Los involucrados en el escándalo fueron formalmente identificados por los reportes oficiales como Leandro Ayala, Federico Llach, Juan Ignacio Campoamor y Gerardo Nielsen. Según precisaron las fuerzas de seguridad, el grupo intentó evadir los molinetes y controles biométricos de acceso trepando y camuflándose en distintos sectores del estadio.
La aventura delictiva duró pocos minutos. El moderno circuito cerrado de cámaras de videovigilancia y reconocimiento facial de la organización detectó el movimiento sospechoso en los perímetros del estadio, alertando de inmediato a las patrullas policiales desplegadas dentro del predio, quienes efectivizaron la captura de manera inmediata.
Las consecuencias para los hinchas argentinos serán severas.
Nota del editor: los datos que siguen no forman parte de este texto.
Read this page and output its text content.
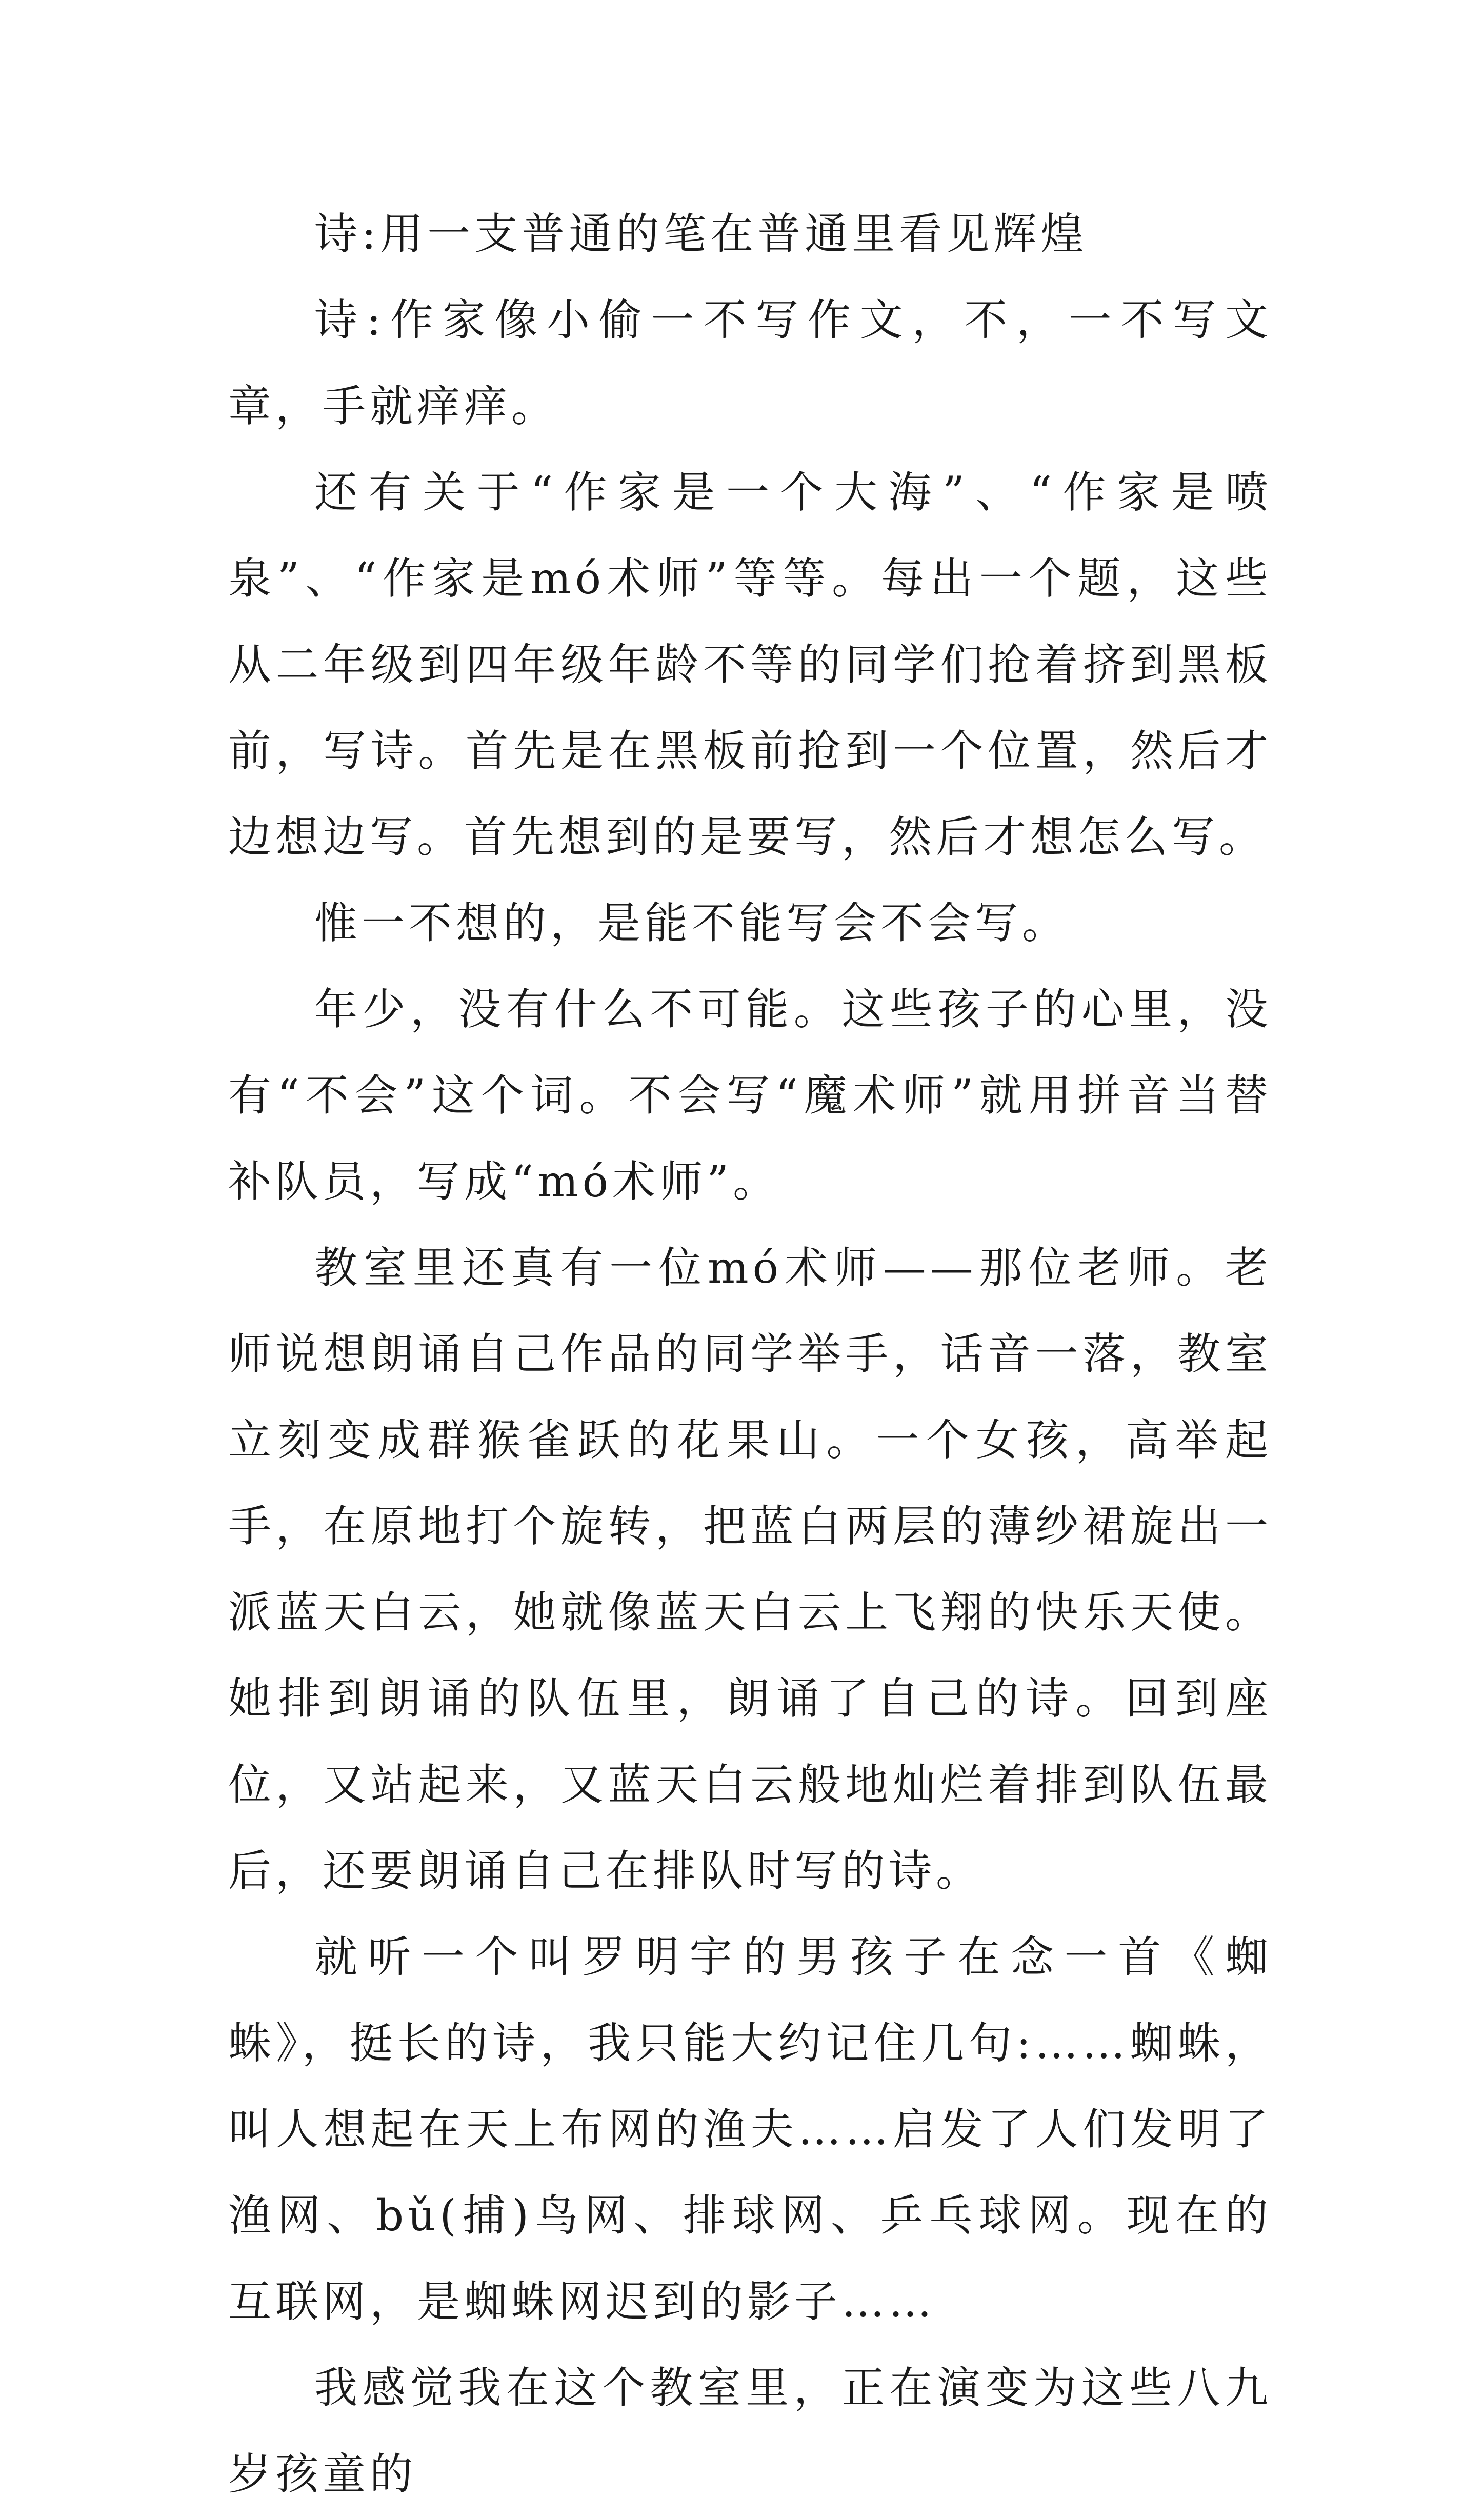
诗:用一支普通的笔在普通里看见辉煌

诗:作家像小偷一不写作文，不，一不写文章，手就痒痒。

还有关于“作家是一个大海”、“作家是喷泉”、“作家是mó术师”等等。每出一个题，这些从二年级到四年级年龄不等的同学们抢着挤到黑板前，写诗。首先是在黑板前抢到一个位置，然后才边想边写。首先想到的是要写，然后才想怎么写。

惟一不想的，是能不能写会不会写。

年少，没有什么不可能。这些孩子的心里，没有“不会”这个词。不会写“魔术师”就用拼音当替补队员，写成“mó术师”。

教室里还真有一位mó术师——那位老师。老师说想朗诵自己作品的同学举手，话音一落，教室立刻变成群猴雀跃的花果山。一个女孩，高举起手，在原地打个旋转，把蓝白两层的薄纱裙旋出一派蓝天白云，她就像蓝天白云上飞翔的快乐天使。她排到朗诵的队伍里，朗诵了自己的诗。回到座位，又站起来，又蓝天白云般地灿烂着排到队伍最后，还要朗诵自己在排队时写的诗。

就听一个叫罗明宇的男孩子在念一首《蜘蛛》，挺长的诗，我只能大约记住几句:……蜘蛛，叫人想起在天上布网的渔夫……启发了人们发明了渔网、bǔ(捕)鸟网、排球网、乒乓球网。现在的互联网，是蜘蛛网迟到的影子……

我感觉我在这个教室里，正在演变为这些八九岁孩童的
Las autoridades federales norteamericanas ya iniciaron los expedientes correspondientes para efectuar la cancelación automática de sus visas de turismo y dar paso a un inminente proceso de deportación hacia la República Argentina bajo custodia.
Para colmo de males, el castigo también se replicará en territorio nacional. Tomando nota del bochornoso episodio, el Ministerio de Seguridad de la Nación actuó de oficio y les aplicó de forma unánime el derecho de admisión por el término de dos años, una medida drástica que les prohibirá pisar cualquier estadio del fútbol argentino durante ese período.